Aux épigones de Laas il appartient de déclarer nettement que le positivisme ne prétend pas à une valeur absolue, mais à une valeur de fait ; que la science ne peut nous livrer que des vérités de fait, et qu’elle a atteint son but quand elle a systématisé les faits de façon à nous permettre de les commander. Ainsi la « théorie de la connaissance » devient la critique de la connaissance », et le positivisme allemand n’écarte pas cette critique, comme l’a fait le positivisme naïf de l’école française et de l’école anglaise.

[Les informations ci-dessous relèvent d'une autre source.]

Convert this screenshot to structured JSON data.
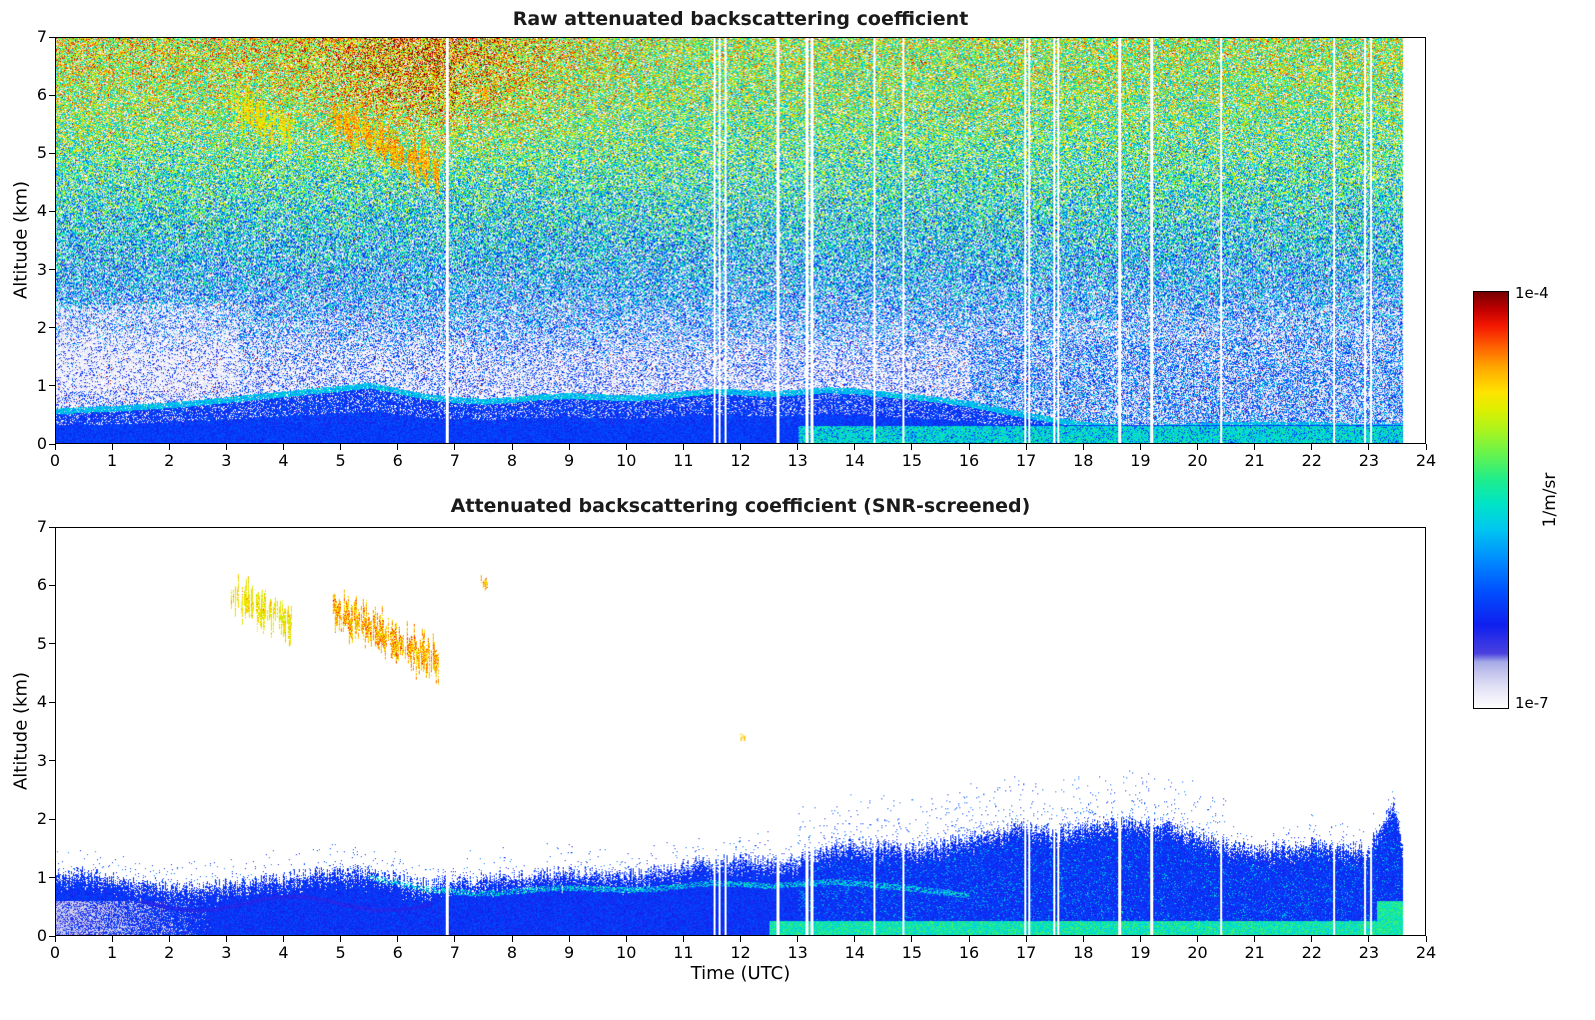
{
  "figure": {
    "background": "#ffffff"
  },
  "colorbar": {
    "top_label": "1e-4",
    "bottom_label": "1e-7",
    "units_label": "1/m/sr",
    "scale": "log",
    "stops": [
      [
        0.0,
        "#ffffff"
      ],
      [
        0.02,
        "#f4f3fb"
      ],
      [
        0.05,
        "#e2e1f6"
      ],
      [
        0.08,
        "#c8c9ef"
      ],
      [
        0.11,
        "#a7abe8"
      ],
      [
        0.13,
        "#4b42e0"
      ],
      [
        0.2,
        "#1020f0"
      ],
      [
        0.28,
        "#0050ff"
      ],
      [
        0.36,
        "#0090ff"
      ],
      [
        0.43,
        "#00c8f0"
      ],
      [
        0.49,
        "#00e4c8"
      ],
      [
        0.55,
        "#20ee8c"
      ],
      [
        0.61,
        "#66f44e"
      ],
      [
        0.67,
        "#aef41e"
      ],
      [
        0.72,
        "#e0f000"
      ],
      [
        0.76,
        "#ffe400"
      ],
      [
        0.82,
        "#ffa800"
      ],
      [
        0.87,
        "#ff6000"
      ],
      [
        0.92,
        "#f51800"
      ],
      [
        0.96,
        "#c00000"
      ],
      [
        1.0,
        "#7a0000"
      ]
    ]
  },
  "chart_data": [
    {
      "type": "heatmap",
      "panel": "top",
      "title": "Raw attenuated backscattering coefficient",
      "xlabel": "",
      "ylabel": "Altitude (km)",
      "xlim": [
        0,
        24
      ],
      "ylim": [
        0,
        7
      ],
      "xticks": [
        0,
        1,
        2,
        3,
        4,
        5,
        6,
        7,
        8,
        9,
        10,
        11,
        12,
        13,
        14,
        15,
        16,
        17,
        18,
        19,
        20,
        21,
        22,
        23,
        24
      ],
      "yticks": [
        0,
        1,
        2,
        3,
        4,
        5,
        6,
        7
      ],
      "value_scale": "log",
      "value_min": "1e-7",
      "value_max": "1e-4",
      "units": "1/m/sr",
      "data_end_utc": 23.6,
      "gaps_utc": [
        [
          6.85,
          0.05
        ],
        [
          11.54,
          0.035
        ],
        [
          11.63,
          0.035
        ],
        [
          11.72,
          0.035
        ],
        [
          12.65,
          0.04
        ],
        [
          13.16,
          0.05
        ],
        [
          13.25,
          0.05
        ],
        [
          14.34,
          0.04
        ],
        [
          14.85,
          0.04
        ],
        [
          16.99,
          0.035
        ],
        [
          17.06,
          0.035
        ],
        [
          17.49,
          0.035
        ],
        [
          17.57,
          0.035
        ],
        [
          18.64,
          0.04
        ],
        [
          19.2,
          0.04
        ],
        [
          20.42,
          0.04
        ],
        [
          22.4,
          0.035
        ],
        [
          22.94,
          0.04
        ],
        [
          23.04,
          0.04
        ]
      ],
      "boundary_layer_km": {
        "t": [
          0,
          0.5,
          1,
          1.5,
          2,
          2.5,
          3,
          3.5,
          4,
          4.5,
          5,
          5.5,
          6,
          6.5,
          7,
          7.5,
          8,
          8.5,
          9,
          9.5,
          10,
          10.5,
          11,
          11.5,
          12,
          12.5,
          13,
          13.5,
          14,
          14.5,
          15,
          15.5,
          16,
          16.5,
          17,
          17.5,
          18,
          19,
          20,
          21,
          22,
          23,
          23.6
        ],
        "z": [
          0.55,
          0.58,
          0.6,
          0.63,
          0.66,
          0.7,
          0.75,
          0.8,
          0.85,
          0.9,
          0.95,
          1.0,
          0.9,
          0.8,
          0.75,
          0.72,
          0.75,
          0.8,
          0.82,
          0.8,
          0.78,
          0.8,
          0.85,
          0.9,
          0.88,
          0.85,
          0.88,
          0.92,
          0.9,
          0.85,
          0.8,
          0.75,
          0.68,
          0.58,
          0.48,
          0.4,
          0.32,
          0.26,
          0.3,
          0.33,
          0.32,
          0.28,
          0.3
        ]
      },
      "cloud_layers": [
        {
          "t_start": 3.05,
          "t_end": 4.15,
          "z_start": 5.85,
          "z_end": 5.35,
          "half_depth": 0.3,
          "v_min": 0.68,
          "v_max": 0.8,
          "density": 0.8
        },
        {
          "t_start": 4.85,
          "t_end": 6.7,
          "z_start": 5.6,
          "z_end": 4.7,
          "half_depth": 0.32,
          "v_min": 0.72,
          "v_max": 0.88,
          "density": 0.85
        },
        {
          "t_start": 7.44,
          "t_end": 7.56,
          "z_start": 6.1,
          "z_end": 6.02,
          "half_depth": 0.1,
          "v_min": 0.76,
          "v_max": 0.84,
          "density": 0.9
        }
      ]
    },
    {
      "type": "heatmap",
      "panel": "bottom",
      "title": "Attenuated backscattering coefficient (SNR-screened)",
      "xlabel": "Time (UTC)",
      "ylabel": "Altitude (km)",
      "xlim": [
        0,
        24
      ],
      "ylim": [
        0,
        7
      ],
      "xticks": [
        0,
        1,
        2,
        3,
        4,
        5,
        6,
        7,
        8,
        9,
        10,
        11,
        12,
        13,
        14,
        15,
        16,
        17,
        18,
        19,
        20,
        21,
        22,
        23,
        24
      ],
      "yticks": [
        0,
        1,
        2,
        3,
        4,
        5,
        6,
        7
      ],
      "value_scale": "log",
      "value_min": "1e-7",
      "value_max": "1e-4",
      "units": "1/m/sr",
      "data_end_utc": 23.6,
      "gaps_utc": [
        [
          6.85,
          0.05
        ],
        [
          11.54,
          0.035
        ],
        [
          11.63,
          0.035
        ],
        [
          11.72,
          0.035
        ],
        [
          12.65,
          0.04
        ],
        [
          13.16,
          0.05
        ],
        [
          13.25,
          0.05
        ],
        [
          14.34,
          0.04
        ],
        [
          14.85,
          0.04
        ],
        [
          16.99,
          0.035
        ],
        [
          17.06,
          0.035
        ],
        [
          17.49,
          0.035
        ],
        [
          17.57,
          0.035
        ],
        [
          18.64,
          0.04
        ],
        [
          19.2,
          0.04
        ],
        [
          20.42,
          0.04
        ],
        [
          22.4,
          0.035
        ],
        [
          22.94,
          0.04
        ],
        [
          23.04,
          0.04
        ]
      ],
      "boundary_layer_km": {
        "t": [
          0,
          0.5,
          1,
          1.5,
          2,
          2.5,
          3,
          3.5,
          4,
          4.5,
          5,
          5.5,
          6,
          6.5,
          7,
          7.5,
          8,
          8.5,
          9,
          9.5,
          10,
          10.5,
          11,
          11.5,
          12,
          12.5,
          13,
          13.5,
          14,
          14.5,
          15,
          15.5,
          16,
          16.5,
          17,
          17.5,
          18,
          19,
          20,
          21,
          22,
          23,
          23.6
        ],
        "z": [
          0.55,
          0.58,
          0.6,
          0.63,
          0.66,
          0.7,
          0.75,
          0.8,
          0.85,
          0.9,
          0.95,
          1.0,
          0.9,
          0.8,
          0.75,
          0.72,
          0.75,
          0.8,
          0.82,
          0.8,
          0.78,
          0.8,
          0.85,
          0.9,
          0.88,
          0.85,
          0.88,
          0.92,
          0.9,
          0.85,
          0.8,
          0.75,
          0.68,
          0.58,
          0.48,
          0.4,
          0.32,
          0.26,
          0.3,
          0.33,
          0.32,
          0.28,
          0.3
        ]
      },
      "aerosol_top_km": {
        "t": [
          0,
          0.5,
          1,
          2,
          3,
          4,
          5,
          5.5,
          6,
          6.5,
          7,
          8,
          9,
          10,
          11,
          11.5,
          12,
          12.5,
          13,
          13.5,
          14,
          14.5,
          15,
          15.5,
          16,
          16.5,
          17,
          17.5,
          18,
          18.5,
          19,
          19.5,
          20,
          20.5,
          21,
          21.5,
          22,
          22.5,
          23,
          23.45,
          23.6
        ],
        "z": [
          1.05,
          1.1,
          1.0,
          0.85,
          0.9,
          1.0,
          1.15,
          1.1,
          1.0,
          0.92,
          0.95,
          1.05,
          1.1,
          1.05,
          1.2,
          1.3,
          1.35,
          1.3,
          1.35,
          1.5,
          1.6,
          1.55,
          1.5,
          1.6,
          1.7,
          1.8,
          1.9,
          1.8,
          1.9,
          1.95,
          2.0,
          1.9,
          1.75,
          1.6,
          1.5,
          1.55,
          1.6,
          1.55,
          1.5,
          2.3,
          1.6
        ]
      },
      "cloud_layers": [
        {
          "t_start": 3.05,
          "t_end": 4.15,
          "z_start": 5.85,
          "z_end": 5.35,
          "half_depth": 0.3,
          "v_min": 0.68,
          "v_max": 0.8,
          "density": 0.8
        },
        {
          "t_start": 4.85,
          "t_end": 6.7,
          "z_start": 5.6,
          "z_end": 4.7,
          "half_depth": 0.32,
          "v_min": 0.72,
          "v_max": 0.88,
          "density": 0.85
        },
        {
          "t_start": 7.44,
          "t_end": 7.56,
          "z_start": 6.1,
          "z_end": 6.02,
          "half_depth": 0.1,
          "v_min": 0.76,
          "v_max": 0.84,
          "density": 0.9
        },
        {
          "t_start": 12.0,
          "t_end": 12.08,
          "z_start": 3.42,
          "z_end": 3.38,
          "half_depth": 0.06,
          "v_min": 0.72,
          "v_max": 0.8,
          "density": 0.9
        }
      ]
    }
  ]
}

Passons maintenant à la question spéciale. Elle en enferme deux, celle de la fin morale ou de la conduite, et celle de l’obligation.

Comment l’homme doit-il agir ? — Pour tous les moralistes qui ne sont pas des intuitionnistes, cette question revient à rechercher quel est le souverain bien. Mais, pour les positivistes purs, cette fin du souverain bien sera un fait, non pas une règle, et c’est pourquoi M. Voltz se sépare de Sidgwick, tout en acceptant la fin du bonheur proposée par ce philosophe.

M. Sidgwick ne peut prendre son parti de la contradiction de la raison individuelle avec la raison universelle, et il veut concilier l’utilité avec l’égoïsme ; il a la croyance que cette conciliation doit avoir lieu de quelque façon, must be somehow found, et que l’ordre moral, que nous voyons imparfaitement réalisé dans le monde, est en réalité parfait. Le positiviste accepte au contraire cette contradiction comme un fait, et s’il cherche à la corriger, c’est pratiquement, non pas théoriquement.